Una de las muchas teorías acerca de cómo el ser humano domesticó al perro está relacionada con la del chacal dorado. Este era un antepasado del perro y solía rondar los campamentos de las primeras tribus que hacían fuego durante las noches para poder comer y calentarse. Estos primeros habitantes de la tierra se dieron cuenta de que si le daban comida al chacal dorado, éste se saciaba rápido, no los atacaba y se quedaba merodeando el entorno, y si venía alguien extraño les avisaba. De esta forma, el miedo a los enemigos de otras tribus y a que te cayera encima un depredador más grande dejó más tranquilos a los hombres y pudieron dormir. Claro que ese miedo atávico sobrevivió en la especie y se convirtió en insomnio. Por eso muchos especialistas aconsejan tener un perro si se tienen trastornos de sueño.
Cuando mi hija Anita entró en el Colegio Pestalozzi, era una alumna nueva y los compañeros ya se conocían de antes. Esa es una sensación, para quienes la pasaron, muy dura. Te sentís excluido, extraño. Y aunque ella es muy social –hace amigos rápido en las plazas– la marcó en los primeros días. Hasta que trabó amistad con Imbre, un nenito suizo que apenas hablaba español y que también era nuevo, como ella. Imbre estuvo un año en el colegio y se fue con su familia, pero mi hija me lo recuerda siempre. Me dice que fue su primer amigo y que lo extraña. Me dice que Imbre la ayudaba y la comprendía y la cuidaba.

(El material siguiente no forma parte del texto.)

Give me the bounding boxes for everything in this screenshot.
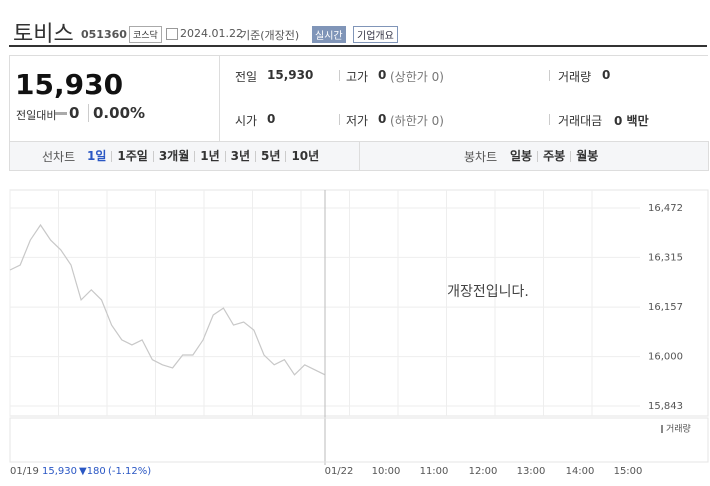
stat-divider [339, 70, 340, 81]
stat-label: 거래대금 [558, 114, 603, 128]
price-box [9, 55, 220, 142]
x-tick-label: 01/22 [325, 466, 354, 477]
tab-divider [359, 141, 360, 171]
flat-icon [55, 112, 67, 115]
market-badge: 코스닥 [129, 26, 162, 43]
stat-label: 고가 [346, 70, 369, 84]
line-tab[interactable]: 1일 [87, 149, 107, 163]
change-label: 전일대비 [16, 109, 57, 122]
divider [9, 45, 707, 47]
stock-name: 토비스 [13, 22, 74, 47]
current-price: 15,930 [15, 68, 124, 101]
prev-close: 15,930 [42, 466, 77, 477]
stat-extra: (하한가 0) [390, 114, 444, 128]
stat-label: 저가 [346, 114, 369, 128]
prev-date: 01/19 [10, 466, 39, 477]
stat-label: 시가 [235, 114, 258, 128]
stat-value: 15,930 [267, 68, 314, 82]
realtime-button[interactable]: 실시간 [312, 26, 346, 43]
candle-tabs: 일봉 주봉 월봉 [505, 149, 603, 163]
prev-change: ▼180 [79, 466, 106, 477]
y-tick-label: 15,843 [648, 401, 683, 412]
plot-frame [9, 189, 709, 417]
date: 2024.01.22 [180, 27, 243, 40]
y-tick-label: 16,472 [648, 203, 683, 214]
prev-rate: (-1.12%) [108, 466, 151, 477]
line-tab[interactable]: 1년 [194, 150, 224, 162]
y-tick-label: 16,000 [648, 352, 683, 363]
rate: 0.00% [88, 104, 145, 122]
stat-value: 0 백만 [614, 114, 649, 128]
stat-label: 거래량 [558, 70, 592, 84]
prev-day-line [9, 223, 326, 376]
x-tick-label: 11:00 [420, 466, 449, 477]
candle-tab[interactable]: 일봉 [510, 149, 533, 163]
x-tick-label: 12:00 [469, 466, 498, 477]
calendar-icon [166, 28, 178, 40]
stat-value: 0 [267, 112, 276, 126]
volume-frame [9, 417, 709, 463]
company-button[interactable]: 기업개요 [353, 26, 398, 43]
volume-legend-icon [661, 425, 663, 433]
line-tabs: 1일 1주일 3개월 1년 3년 5년 10년 [82, 149, 324, 163]
stat-value: 0 [378, 112, 387, 126]
x-tick-label: 15:00 [614, 466, 643, 477]
y-tick-label: 16,315 [648, 252, 683, 263]
candle-tab-label: 봉차트 [464, 150, 498, 164]
stat-divider [549, 70, 550, 81]
overlay: 개장전입니다. [447, 284, 529, 300]
stat-value: 0 [378, 68, 387, 82]
change: 0 [69, 104, 80, 122]
stat-divider [549, 114, 550, 125]
x-tick-label: 10:00 [372, 466, 401, 477]
stock-code: 051360 [81, 28, 127, 41]
line-tab[interactable]: 10년 [285, 150, 324, 162]
stat-extra: (상한가 0) [390, 70, 444, 84]
x-tick-label: 13:00 [517, 466, 546, 477]
stat-label: 전일 [235, 70, 258, 84]
candle-tab[interactable]: 주봉 [537, 150, 570, 162]
y-tick-label: 16,157 [648, 302, 683, 313]
basis: 기준(개장전) [240, 29, 300, 42]
stat-value: 0 [602, 68, 611, 82]
chart: 16,472 16,315 16,157 16,000 15,843 개장전입니다. 거래량… [9, 189, 709, 477]
line-tab[interactable]: 1주일 [111, 150, 152, 162]
line-tab-label: 선차트 [42, 150, 76, 164]
line-tab[interactable]: 3년 [224, 150, 255, 162]
x-tick-label: 14:00 [566, 466, 595, 477]
line-tab[interactable]: 5년 [255, 150, 285, 162]
line-tab[interactable]: 3개월 [152, 150, 194, 162]
stat-divider [339, 114, 340, 125]
candle-tab[interactable]: 월봉 [570, 150, 603, 162]
volume-legend: 거래량 [666, 423, 691, 435]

Le dije que imagináramos un fuego en un campamento donde de golpe empieza a soplar viento y a caer una fuerte, fuerte lluvia. Pero el fuego misteriosamente nunca se apaga. ¿Sabés por qué?, le pregunté. No, me dijo. Le dije: porque Imbre en otro lugar del mundo está también pensando en vos y eso mantiene el fuego encendido. De la misma manera que vos lo encendés cuando pensás en Imbre. Se puso contenta.